22.10.2017 0:38, Rodney W. Grimes wrote:

>> When IP address is being added to an interface, a kernel installs loopback route.
>> For P2P interfaces, we have local IP address and remote one.
>>
>> A route to remote address is added with RTF_PINNED flag,
>> so that it overrides any possibly existing route to that address added
>> by a routing daemon and that's fine.
>>
>> A route to local address created with ifa_maintain_loopback_route() function in
>> https://svnweb.freebsd.org/base/head/sys/net/if.c?annotate=323170#l1711
>> misess RTF_PINNED flag, so that it cannot override similar possibly existing route
>> and that's not fine as rtrequest1_fib() returns EEXIST in such case.
>> This error is then propagated back to userland ioctl SIOCAIFADD breaking
>> interface configuration sequence. See also https://bugs.freebsd.org/bugzilla/show_bug.cgi?id=223129
>> for real world example.
>>
>> Is there a reason for such loopback routes to not have RTF_PINNED flag?
> 
> Is there a reason that the kernel is setting a policy at all?   These
> _loopback_route routines are of dubious value and mostly interfere
> with anyone running a real routing protocol.

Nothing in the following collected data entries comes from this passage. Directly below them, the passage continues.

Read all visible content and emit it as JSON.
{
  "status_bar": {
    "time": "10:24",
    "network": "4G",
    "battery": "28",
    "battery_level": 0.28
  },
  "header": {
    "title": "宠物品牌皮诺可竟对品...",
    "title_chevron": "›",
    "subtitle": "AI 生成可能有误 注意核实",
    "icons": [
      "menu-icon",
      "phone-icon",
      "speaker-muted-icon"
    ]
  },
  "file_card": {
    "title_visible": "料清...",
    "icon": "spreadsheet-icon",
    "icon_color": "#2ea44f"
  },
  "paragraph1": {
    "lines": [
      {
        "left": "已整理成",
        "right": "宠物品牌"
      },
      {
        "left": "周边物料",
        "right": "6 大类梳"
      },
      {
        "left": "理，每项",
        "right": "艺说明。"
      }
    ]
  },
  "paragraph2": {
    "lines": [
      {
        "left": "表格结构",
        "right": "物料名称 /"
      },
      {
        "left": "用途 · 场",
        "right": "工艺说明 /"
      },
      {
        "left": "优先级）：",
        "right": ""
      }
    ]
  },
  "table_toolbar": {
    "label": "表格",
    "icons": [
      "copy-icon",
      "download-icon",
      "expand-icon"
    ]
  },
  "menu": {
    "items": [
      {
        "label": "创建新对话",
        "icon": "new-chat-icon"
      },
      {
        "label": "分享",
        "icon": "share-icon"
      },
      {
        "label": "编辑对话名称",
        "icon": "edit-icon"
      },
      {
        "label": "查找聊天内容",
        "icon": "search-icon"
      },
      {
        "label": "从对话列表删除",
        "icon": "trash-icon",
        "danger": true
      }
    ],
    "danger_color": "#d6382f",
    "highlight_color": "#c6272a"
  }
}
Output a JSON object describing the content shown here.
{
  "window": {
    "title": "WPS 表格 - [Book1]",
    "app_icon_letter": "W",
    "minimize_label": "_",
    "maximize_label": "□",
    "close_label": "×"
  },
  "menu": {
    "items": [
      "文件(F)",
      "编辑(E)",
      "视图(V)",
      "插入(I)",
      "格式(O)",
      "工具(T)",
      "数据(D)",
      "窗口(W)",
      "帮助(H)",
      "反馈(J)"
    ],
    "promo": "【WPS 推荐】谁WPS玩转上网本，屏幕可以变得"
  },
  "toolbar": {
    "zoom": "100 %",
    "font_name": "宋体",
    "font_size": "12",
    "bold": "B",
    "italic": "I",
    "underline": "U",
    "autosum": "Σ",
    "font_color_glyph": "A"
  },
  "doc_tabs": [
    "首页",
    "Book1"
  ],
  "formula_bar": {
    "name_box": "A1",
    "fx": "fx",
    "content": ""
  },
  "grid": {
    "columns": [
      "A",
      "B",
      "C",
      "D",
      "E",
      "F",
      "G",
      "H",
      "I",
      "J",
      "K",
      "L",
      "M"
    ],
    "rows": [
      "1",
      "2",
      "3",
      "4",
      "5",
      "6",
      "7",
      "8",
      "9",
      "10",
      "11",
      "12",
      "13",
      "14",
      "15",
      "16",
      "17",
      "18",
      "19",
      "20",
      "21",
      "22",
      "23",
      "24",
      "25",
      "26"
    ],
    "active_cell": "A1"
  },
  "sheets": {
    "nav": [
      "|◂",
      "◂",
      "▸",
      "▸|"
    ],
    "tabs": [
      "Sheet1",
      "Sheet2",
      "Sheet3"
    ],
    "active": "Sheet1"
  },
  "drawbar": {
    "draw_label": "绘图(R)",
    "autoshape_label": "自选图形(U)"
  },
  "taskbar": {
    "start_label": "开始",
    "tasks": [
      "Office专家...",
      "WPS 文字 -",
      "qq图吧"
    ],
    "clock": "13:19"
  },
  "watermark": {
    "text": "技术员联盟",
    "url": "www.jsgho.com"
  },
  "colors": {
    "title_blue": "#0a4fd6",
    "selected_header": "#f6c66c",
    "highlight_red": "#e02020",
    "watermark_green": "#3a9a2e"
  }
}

In case of PPP interfaces, a pinned route to remote side of the interface
it absolutely needed. And not only in such case. It was long period
during which FreeBSD administrators and PPP daemons suffered from not being
able to assign an address to an interface with ifconfig command or corresponding ioctl
when there was conflicting dynamic route that had de-facto priority it should not have.
With introduction of current RTF_PINNED semantics, this long-stanging problem finally gone.

> My local tree removes this code.
> 
> The reasons claimed to it being added was if you downed/upped an
> interface you lost these routes, which have traditionally been
> installed at boot time by /etc/netstart.

Not only for this reason, see above.

> IMHO this should be handled by code outside the kernel.

Handled by what? Administrator should be able to override dynamic routes
with basic system facilities.

> Your propossed RTF_PINNED I think actually just aggrivates
> the problem with most routing daemons fighting the kernel
> on adding/removing these routes.
> 
> bird is very noisy if you do not disable this code.

quagga plays this just fine without noise.

Routing daemons should learn to respect kernel-created pinned routes, not vice-versa.